We should connect the logic to the reason we are increasing the minimum which is less arbitrary.
Makes sense.
If I understand correctly
- Selling blobs for free during a lack of congestion is not a problem at all. It’s actually great, as blobs being free minimizes L2 cost and helps to maximize investment in Ethereum’s network effects.
- The reason for this EIP is to fix the blob gas market from being non-responsive during the initial stages of sustained congestion due to the number of consecutive congested blocks it takes for a 1 wei base fee to grow to become non de minimis.
- This EIP’s strategy is to increase the minimum blob base fee, which seems reasonable.
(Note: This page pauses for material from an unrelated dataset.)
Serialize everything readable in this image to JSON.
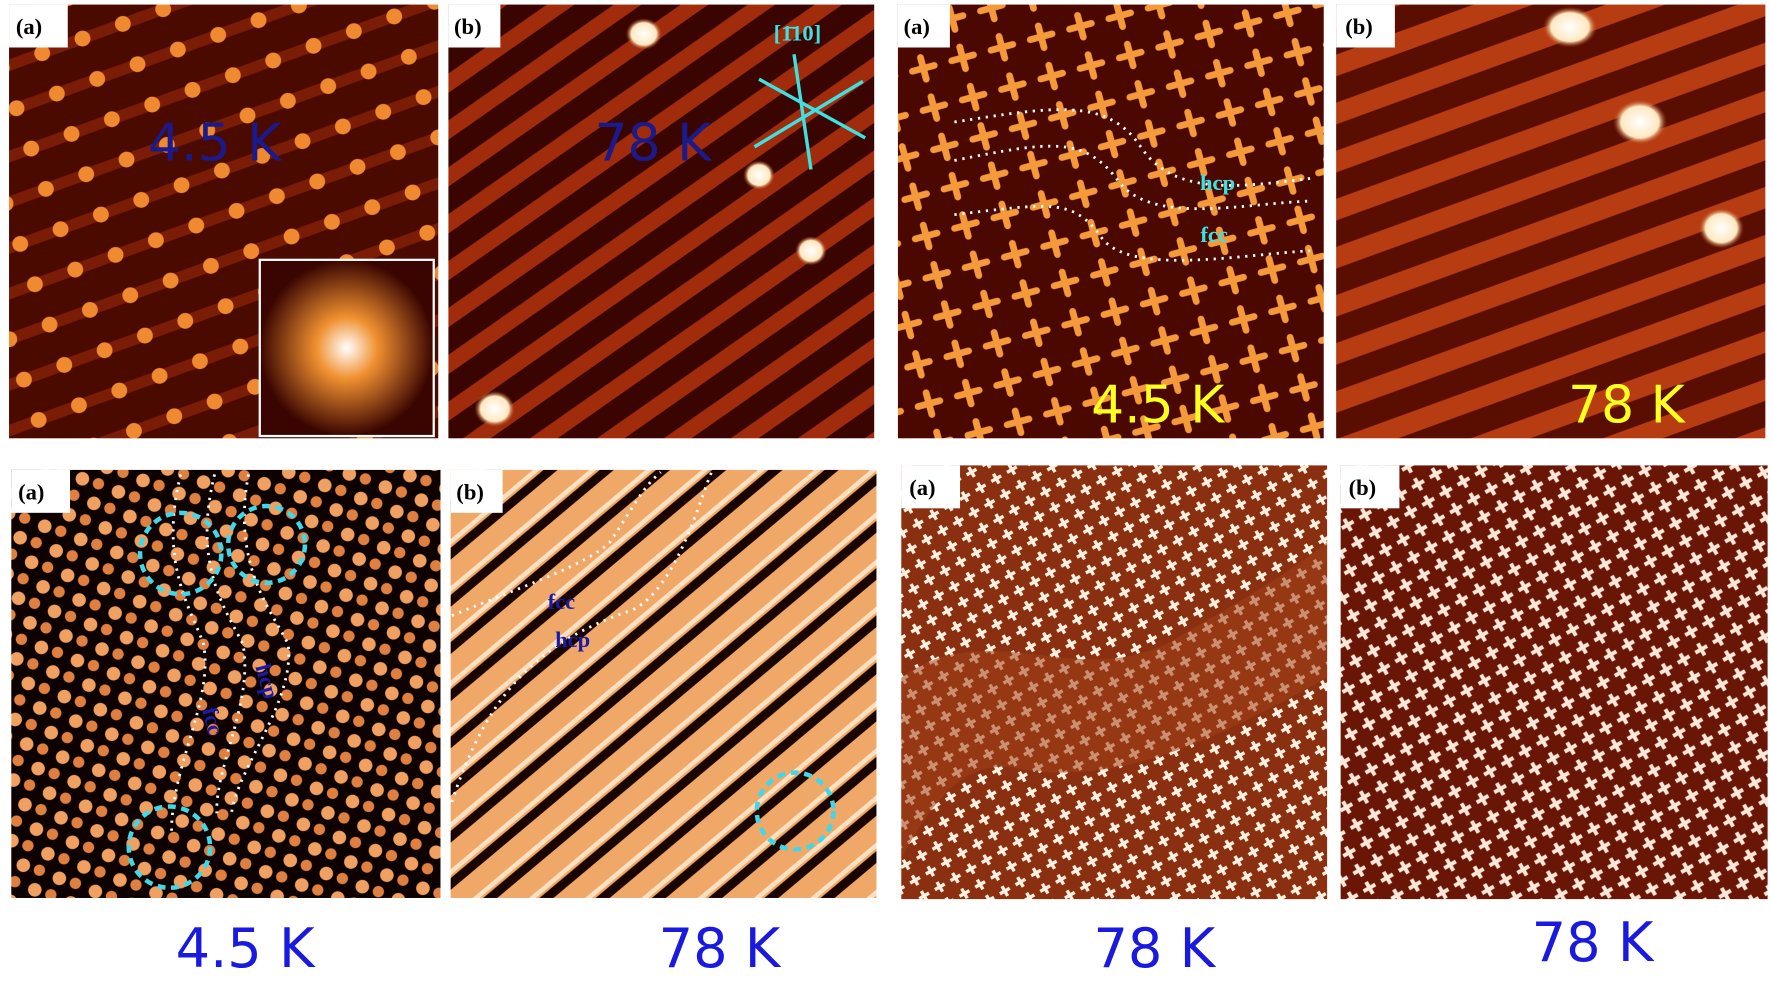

- In terms of opportunity cost of this EIP’s strategy, it can be useful to enumerate any alternative approaches. One alternative could be to ramp up the base fee much faster below a threshold, but this is more complex. Raising the minimum base fee is the (perhaps provably) simplest approach, so let’s start there. But we don’t want blobs to be unnecessarily expensive without congestion, so we need a method to determine the new minimum base fee. Max gives one method (5 cent method). Here is another possible method:
Assuming the current blob base fee is 1 wei and then the sudden onset of sustained congestion
- Today, how many blocks with 6 blobs does it take for the base fee to ramp up from 1 wei to become non de minimis?
- How many blocks do we want it to take?
- What new minimum base fee is implied by how many blocks we want it to take?
- For illustrative purposes, given our proposed new minimum blob base fee, what would be the DA cost component of a rollup transaction for a simple transfer or swap? What if the price of ETH rises to $50k? With ETH at $50k, is DA still effectively free for end-users if blobs are not congested (this seems like a good goal)?